Flowing fresh
Salmon and scallop farms rely on strong currents to keep them clean.
Wouldn't it be great at the end of a dive if you could end up swimming with thousands of wild salmon? But this, of course, is a salmon farm. Current is crucial to salmon farms. Salmon themselves need moving water to bring them oxygen and keep them healthy. But also, as you can imagine, 10,000 salmon produce an awful lot of waste. The salmon are fed little and often, so that most of the pellets are eaten. But inevitably some falls through, so below nets that aren't washed by currents, it all accumulates in a foul decomposing mass.
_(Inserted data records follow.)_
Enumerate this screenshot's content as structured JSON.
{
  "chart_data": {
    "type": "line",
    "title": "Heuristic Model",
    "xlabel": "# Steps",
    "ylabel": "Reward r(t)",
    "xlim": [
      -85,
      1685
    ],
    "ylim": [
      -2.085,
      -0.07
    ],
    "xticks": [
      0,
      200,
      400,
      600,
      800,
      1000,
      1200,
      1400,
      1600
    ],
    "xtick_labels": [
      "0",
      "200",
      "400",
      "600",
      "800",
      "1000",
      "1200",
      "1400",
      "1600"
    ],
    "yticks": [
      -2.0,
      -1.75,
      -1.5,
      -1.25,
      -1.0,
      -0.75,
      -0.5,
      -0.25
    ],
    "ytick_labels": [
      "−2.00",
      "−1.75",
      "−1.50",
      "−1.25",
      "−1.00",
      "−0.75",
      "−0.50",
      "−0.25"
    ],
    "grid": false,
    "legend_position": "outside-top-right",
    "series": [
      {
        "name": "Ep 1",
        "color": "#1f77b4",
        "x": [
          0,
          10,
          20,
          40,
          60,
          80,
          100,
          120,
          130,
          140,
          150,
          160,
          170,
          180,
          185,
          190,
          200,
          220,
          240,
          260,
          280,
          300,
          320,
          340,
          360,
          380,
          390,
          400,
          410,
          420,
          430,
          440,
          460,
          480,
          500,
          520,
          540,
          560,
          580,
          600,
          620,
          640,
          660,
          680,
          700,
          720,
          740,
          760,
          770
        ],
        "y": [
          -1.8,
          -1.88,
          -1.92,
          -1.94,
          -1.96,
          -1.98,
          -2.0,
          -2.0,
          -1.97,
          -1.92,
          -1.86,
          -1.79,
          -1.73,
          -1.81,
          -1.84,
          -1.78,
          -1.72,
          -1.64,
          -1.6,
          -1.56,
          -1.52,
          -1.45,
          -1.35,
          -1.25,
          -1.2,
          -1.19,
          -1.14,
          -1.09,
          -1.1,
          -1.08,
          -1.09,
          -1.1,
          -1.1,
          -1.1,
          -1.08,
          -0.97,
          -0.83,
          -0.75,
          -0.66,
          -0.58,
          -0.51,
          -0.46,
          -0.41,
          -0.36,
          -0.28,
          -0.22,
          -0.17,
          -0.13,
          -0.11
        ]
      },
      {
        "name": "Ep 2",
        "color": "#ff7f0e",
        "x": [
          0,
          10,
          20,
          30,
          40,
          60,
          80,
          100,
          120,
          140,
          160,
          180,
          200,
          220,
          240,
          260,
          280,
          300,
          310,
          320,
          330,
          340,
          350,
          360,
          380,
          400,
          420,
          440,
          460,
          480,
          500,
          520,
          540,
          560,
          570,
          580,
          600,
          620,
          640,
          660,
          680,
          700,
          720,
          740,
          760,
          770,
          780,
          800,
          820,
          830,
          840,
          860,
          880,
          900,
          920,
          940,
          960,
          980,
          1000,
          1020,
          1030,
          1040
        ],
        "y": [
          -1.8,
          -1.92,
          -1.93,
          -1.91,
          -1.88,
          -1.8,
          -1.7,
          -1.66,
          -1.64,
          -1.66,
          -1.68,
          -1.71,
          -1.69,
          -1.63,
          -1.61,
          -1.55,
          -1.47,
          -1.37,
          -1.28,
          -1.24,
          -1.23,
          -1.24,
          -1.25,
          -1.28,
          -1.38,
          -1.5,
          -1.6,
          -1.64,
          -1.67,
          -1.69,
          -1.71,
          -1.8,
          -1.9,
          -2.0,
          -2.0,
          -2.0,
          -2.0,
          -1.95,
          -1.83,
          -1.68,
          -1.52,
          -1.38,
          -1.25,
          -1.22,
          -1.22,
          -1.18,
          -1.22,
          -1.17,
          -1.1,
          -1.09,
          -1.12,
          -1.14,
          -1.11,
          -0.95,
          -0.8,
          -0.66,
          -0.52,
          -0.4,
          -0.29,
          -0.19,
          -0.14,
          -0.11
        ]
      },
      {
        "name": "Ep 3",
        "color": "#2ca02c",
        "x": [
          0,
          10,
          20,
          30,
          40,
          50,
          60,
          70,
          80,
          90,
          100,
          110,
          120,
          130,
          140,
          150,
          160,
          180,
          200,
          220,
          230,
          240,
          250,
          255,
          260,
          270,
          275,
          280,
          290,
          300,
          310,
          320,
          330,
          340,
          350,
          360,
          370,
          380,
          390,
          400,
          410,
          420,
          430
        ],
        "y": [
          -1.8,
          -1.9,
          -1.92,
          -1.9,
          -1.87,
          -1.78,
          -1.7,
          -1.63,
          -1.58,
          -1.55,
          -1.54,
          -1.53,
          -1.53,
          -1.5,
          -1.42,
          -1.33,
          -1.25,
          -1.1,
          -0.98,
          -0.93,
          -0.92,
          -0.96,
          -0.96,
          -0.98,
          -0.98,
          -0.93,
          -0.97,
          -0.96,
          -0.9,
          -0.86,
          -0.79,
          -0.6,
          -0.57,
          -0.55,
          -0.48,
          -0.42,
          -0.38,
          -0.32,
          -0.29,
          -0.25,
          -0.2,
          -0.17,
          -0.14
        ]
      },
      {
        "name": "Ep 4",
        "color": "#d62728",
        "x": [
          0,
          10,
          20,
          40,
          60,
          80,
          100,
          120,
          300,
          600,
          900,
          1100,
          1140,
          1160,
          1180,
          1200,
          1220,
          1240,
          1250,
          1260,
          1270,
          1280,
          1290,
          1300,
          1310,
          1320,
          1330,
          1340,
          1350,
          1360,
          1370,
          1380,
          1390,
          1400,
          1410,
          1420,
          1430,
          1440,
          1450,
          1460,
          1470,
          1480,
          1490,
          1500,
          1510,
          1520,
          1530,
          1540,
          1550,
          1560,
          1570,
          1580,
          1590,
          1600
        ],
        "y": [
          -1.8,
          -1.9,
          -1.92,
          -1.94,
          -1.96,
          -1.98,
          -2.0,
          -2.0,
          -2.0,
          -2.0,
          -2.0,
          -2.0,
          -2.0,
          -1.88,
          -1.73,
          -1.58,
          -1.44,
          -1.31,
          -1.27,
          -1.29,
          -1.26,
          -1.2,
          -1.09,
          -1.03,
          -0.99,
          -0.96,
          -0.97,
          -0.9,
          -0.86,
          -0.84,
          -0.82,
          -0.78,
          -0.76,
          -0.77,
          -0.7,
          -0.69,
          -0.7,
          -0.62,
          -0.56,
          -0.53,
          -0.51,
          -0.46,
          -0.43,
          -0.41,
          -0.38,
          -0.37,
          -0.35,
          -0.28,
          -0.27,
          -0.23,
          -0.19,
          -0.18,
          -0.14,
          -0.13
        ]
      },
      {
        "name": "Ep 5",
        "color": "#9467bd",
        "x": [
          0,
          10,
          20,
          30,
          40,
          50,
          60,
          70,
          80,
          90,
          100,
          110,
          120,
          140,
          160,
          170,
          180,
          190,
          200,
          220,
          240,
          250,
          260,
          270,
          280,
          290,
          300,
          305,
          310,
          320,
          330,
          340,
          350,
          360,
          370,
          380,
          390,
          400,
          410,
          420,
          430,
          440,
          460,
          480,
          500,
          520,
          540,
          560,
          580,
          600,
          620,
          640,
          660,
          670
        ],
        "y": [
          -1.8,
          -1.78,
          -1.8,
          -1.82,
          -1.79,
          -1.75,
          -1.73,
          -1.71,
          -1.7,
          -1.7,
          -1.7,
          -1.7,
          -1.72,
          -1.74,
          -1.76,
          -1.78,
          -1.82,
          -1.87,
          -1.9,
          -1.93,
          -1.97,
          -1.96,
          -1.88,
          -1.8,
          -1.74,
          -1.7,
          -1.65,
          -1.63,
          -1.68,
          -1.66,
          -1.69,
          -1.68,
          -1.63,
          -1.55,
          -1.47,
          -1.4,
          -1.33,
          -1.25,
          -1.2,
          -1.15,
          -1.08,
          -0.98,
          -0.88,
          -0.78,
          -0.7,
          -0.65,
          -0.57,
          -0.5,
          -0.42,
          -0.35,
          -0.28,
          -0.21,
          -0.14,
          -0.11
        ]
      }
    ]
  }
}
It's this that conservationists object to. Currents keep the sea and its life healthy by providing food, oxygen and waste disposal. Scallop farms exploit these natural benefits without any great impact on the environment. All you need is to be in the right place at the right time - with onion bags, hundreds of them. These submarine sieves collect the natural 'fall' of colonising scallop larvae, called spat. But it is not only the spat that set up home in the bags. This is where the hard work starts. Out go the hopeful settlers such as sea squirts and scallop predators such as young starfish. Still to be winkled out - a crab or two. Two different types of scallop - kings and queens - are separated at this stage. A handful will be kept in their uncrowded pearl net to grow to maturity in a plankton-rich current.